Paul was careful not to over exaggerate leadership as the activity of those who save the world. He said that finding your voice is more about understanding your values and how to express them than it is trying to lead everyone.

Figure out who and what you can influence instead of trying to influence what you cannot. The important piece is to be courageous, to act, to step outside our comfort zones. Be courageous enough to try on a new behavior or skill. Try on a new way of looking at a situation. Sometimes it requires action mentally instead of physically. But we may really need to look at things through a different perspective, through a different lens. For many of us, that might be courageous.

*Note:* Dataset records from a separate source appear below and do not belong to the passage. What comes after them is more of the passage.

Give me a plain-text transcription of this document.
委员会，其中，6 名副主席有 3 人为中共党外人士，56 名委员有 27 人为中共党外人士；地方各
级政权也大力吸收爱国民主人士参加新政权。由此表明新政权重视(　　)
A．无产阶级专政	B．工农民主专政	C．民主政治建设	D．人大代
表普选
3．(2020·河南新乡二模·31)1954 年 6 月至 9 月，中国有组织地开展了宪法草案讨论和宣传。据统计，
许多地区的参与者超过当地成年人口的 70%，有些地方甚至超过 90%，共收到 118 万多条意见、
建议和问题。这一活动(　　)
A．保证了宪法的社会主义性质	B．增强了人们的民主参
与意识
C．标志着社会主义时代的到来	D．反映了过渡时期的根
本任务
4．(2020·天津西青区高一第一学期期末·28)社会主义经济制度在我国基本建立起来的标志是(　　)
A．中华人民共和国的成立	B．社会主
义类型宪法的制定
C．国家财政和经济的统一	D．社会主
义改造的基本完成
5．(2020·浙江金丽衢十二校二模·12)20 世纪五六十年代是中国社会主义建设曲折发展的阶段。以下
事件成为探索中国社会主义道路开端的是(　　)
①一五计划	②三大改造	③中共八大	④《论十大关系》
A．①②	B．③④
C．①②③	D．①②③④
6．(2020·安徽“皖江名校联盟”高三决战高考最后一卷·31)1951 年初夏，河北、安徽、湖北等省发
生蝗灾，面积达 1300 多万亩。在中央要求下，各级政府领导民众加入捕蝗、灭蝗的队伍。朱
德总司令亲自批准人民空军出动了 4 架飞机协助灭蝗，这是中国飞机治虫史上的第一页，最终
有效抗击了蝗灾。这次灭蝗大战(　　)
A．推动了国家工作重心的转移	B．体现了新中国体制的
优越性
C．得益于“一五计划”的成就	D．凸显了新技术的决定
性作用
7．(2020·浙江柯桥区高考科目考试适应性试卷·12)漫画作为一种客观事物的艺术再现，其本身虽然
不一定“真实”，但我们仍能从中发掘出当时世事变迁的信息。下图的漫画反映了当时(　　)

For me, this was a foundational point. In my work and my life as a whole, I have seen situations and individuals where I wanted to be of service, but those weren’t the right places for my influence. I learned, over time, to let go of what I could not do, and figure out what I could do. Find Your Voice as a Leader has a number of really helpful examples and tools to assist readers in discovering where, when, and how to use one’s influence, to lead.

Because a number of my clients are women working to establish themselves more as strong, independent thinkers and doers, I’ve needed to step them through the process of understanding their value and their values. And as I worked my way through Paul’s book, I kept thinking about how great this information would be for my clients. This got me wondering about if there was a gender gap in leadership development in Paul’s experience.

What I find is that sometimes it’s not just gender. It’s how a person is constructed. People are emotionally constructed with the head, heart, and gut. They need to have all three in balance no matter what decisions or actions they are undertaking. So, more than gender, the emotional construction of a person will definitely affect they way they process the information in the book to a certain extent. But what I have found is that, in the long run, no matter how men and women come to the information, they leave it achieving the measure of success they have set for themselves. Absolutely, there are differences in approach and in what resonates with them, but once we get in and do the work, once we get beyond the facade of reactions, the results are very similar. The bigger measure of success is if an individual is ready to be coached, if they are coachable.

I could definitely see how an individual’s upbringing, experience in relationships, business, school, and so on, can create a lens that may cloud their ability to productively process the information in the book at first. However, the layout of the information, the care and guidance exhibited in Paul’s writing style, and the depth of information and examples provided, give everyone a level field on which to discover their leader within.

I have more than twenty years in the business of helping people discover their true natures and put that information into action, and Find Your Voice as a Leader gave me new insights and tools that I have already been successfully putting to work. It’s an impactful read that is worth the time and effort to dig into so that no matter where you are in your life, career, or relationships, you can find your unique and valuable voice.